Mullen Offers Reassurance to Baltic Republics
By Jim Garamone
American Forces Press Service
RIGA, Latvia, Oct. 21, 2008 Following a meeting this morning in Helsinki, Finland, with his Russian counterpart, the chairman of the Joint Chiefs of Staff traveled here to discuss defense issues with Latvian officials.
Navy Adm. Mike Mullen, accompanied by Latvian Brig. Gen. Juris Maklakovs, the chief of defense, discussed defense and NATO issues with Latvian President Vladis Zatlers, Foreign Minister Maris Riekstins and Defense Minister Vinets Veldre.
The Baltic republics – all members of NATO – are nervous following Russia’s invasion of Georgia in August. Latvia, Lithuania and Estonia all want more precise NATO defense plans in the wake of the Russian action in the Caucasus. Mullen said his trip is designed to assuage some of the nations’ concerns.

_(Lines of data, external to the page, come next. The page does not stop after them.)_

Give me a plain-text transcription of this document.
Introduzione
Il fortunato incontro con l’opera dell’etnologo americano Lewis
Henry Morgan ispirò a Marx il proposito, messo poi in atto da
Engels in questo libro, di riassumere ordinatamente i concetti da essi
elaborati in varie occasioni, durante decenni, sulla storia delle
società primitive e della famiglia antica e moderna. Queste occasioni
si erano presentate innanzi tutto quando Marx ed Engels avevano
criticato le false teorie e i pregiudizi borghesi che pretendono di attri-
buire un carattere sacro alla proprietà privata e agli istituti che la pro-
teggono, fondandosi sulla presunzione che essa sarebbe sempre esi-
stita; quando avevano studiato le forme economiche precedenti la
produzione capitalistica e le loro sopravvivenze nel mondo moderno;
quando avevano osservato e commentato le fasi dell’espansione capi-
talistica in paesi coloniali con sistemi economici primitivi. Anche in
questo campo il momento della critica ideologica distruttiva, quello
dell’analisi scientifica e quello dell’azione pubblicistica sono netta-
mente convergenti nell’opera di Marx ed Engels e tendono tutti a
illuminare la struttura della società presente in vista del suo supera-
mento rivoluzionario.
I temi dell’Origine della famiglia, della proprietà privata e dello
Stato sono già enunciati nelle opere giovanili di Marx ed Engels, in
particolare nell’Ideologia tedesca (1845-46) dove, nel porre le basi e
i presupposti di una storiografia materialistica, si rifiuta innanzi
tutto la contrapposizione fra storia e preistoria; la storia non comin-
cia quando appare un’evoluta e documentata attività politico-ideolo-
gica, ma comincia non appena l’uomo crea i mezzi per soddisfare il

“One of the reasons I am here is to send a very visible message of reassurance,” the chairman said during a news conference with Zatlers.
Alliance members are having discussions on the Russian actions and all nations remain committed to staying unified on the Georgia invasion, the chairman said. “It’s been pretty clear across the board that NATO was not accepting in any way, shape or form what Russia has done in Georgia,” he said.
“All of us are concerned by the recent invasion into Georgia of Russia,” Mullen said. “In my past experience in NATO, I’ve always tried to understand the views of the Baltic [republics] because of the history and how they view what has happened. Those are part of the conversations we have had today. I think it is very important that … NATO recognizes what the alliance means and the responsibilities and obligations that go with it.”
NATO fighters guard the Baltic nations’ airspace and perform the peacetime air defense and air policing function. U.S. Air Force F-15 aircraft based at Lakenheath, England, currently have that mission as part of NATO.
The mission over the Baltic republics is an important one, Mullen said. The alliance had a recent exercise of that mission, he noted. All nations realize its importance to the alliance and to the Baltic nations, he said, though he would not go into specifics about air police plans or specific scenarios used to train the NATO flyers.
“It is a NATO mission that many nations have stepped up to in the past and will continue, certainly through 2011,” Mullen said.
The chairman thanked Latvia for its support in the Balkans and for sending personnel to Afghanistan.